FERTIL'ITY, n. [L. fertilitas.] 1. Fruitfulness; the quality of producing fruit in abundance; richness; as the fertility of the soil. 2. The quality of producing abundantly; as the fertility of the mind or imagination.
• Genesis 1:28 — "Be fruitful and multiply and fill the earth."
• Psalm 127:3-5 — "Children are a heritage from the LORD, the fruit of the womb a reward."
• Psalm 113:9 — "He gives the barren woman a home, making her the joyous mother of children."
• Deuteronomy 28:4 — "Blessed shall be the fruit of your womb and the fruit of your ground."
Fertility has been weaponized by paganism and rejected by anti-natalist culture.

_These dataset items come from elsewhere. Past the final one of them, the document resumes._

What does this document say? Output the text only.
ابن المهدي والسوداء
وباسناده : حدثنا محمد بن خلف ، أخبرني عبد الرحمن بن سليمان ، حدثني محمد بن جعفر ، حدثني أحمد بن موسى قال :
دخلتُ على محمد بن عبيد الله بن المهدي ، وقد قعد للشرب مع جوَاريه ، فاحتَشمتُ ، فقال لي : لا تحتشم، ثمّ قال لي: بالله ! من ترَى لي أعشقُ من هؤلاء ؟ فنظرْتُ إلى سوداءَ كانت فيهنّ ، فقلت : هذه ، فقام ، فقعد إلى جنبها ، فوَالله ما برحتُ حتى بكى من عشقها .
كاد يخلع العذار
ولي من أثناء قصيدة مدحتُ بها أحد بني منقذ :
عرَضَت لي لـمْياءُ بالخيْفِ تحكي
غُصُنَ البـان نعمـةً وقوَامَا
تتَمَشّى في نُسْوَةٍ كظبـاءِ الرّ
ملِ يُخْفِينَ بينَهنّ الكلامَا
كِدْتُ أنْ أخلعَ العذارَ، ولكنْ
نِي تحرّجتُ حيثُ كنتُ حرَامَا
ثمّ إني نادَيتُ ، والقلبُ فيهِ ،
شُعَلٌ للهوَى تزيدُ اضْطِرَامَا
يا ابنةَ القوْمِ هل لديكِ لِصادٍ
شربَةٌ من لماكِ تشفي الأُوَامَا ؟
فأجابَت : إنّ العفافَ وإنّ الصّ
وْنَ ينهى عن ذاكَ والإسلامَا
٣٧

Modern Western culture has inverted the biblical view of fertility. Children are treated as burdens rather than blessings. Contraception is assumed. Large families are mocked. Anti-natalist ideology fueled by environmentalism and individualism teaches that not having children is morally superior. Meanwhile, fertility technology has commodified reproduction, separating procreation from covenant marriage and creating a marketplace of surrogacy, egg donation, and embryo destruction. On the pagan side, fertility cults have returned in the form of "goddess spirituality" and New Age womb worship. The biblical position stands against both: fertility is a blessing from the Lord to be received within the covenant of marriage, and children are neither commodities to be manufactured nor burdens to be avoided.
• "Scripture calls children a reward and a heritage -- the modern world calls them a carbon footprint and a financial burden."
• "Biblical fertility is neither the worship of reproduction nor the rejection of it -- it is the grateful reception of children as blessings from the Lord."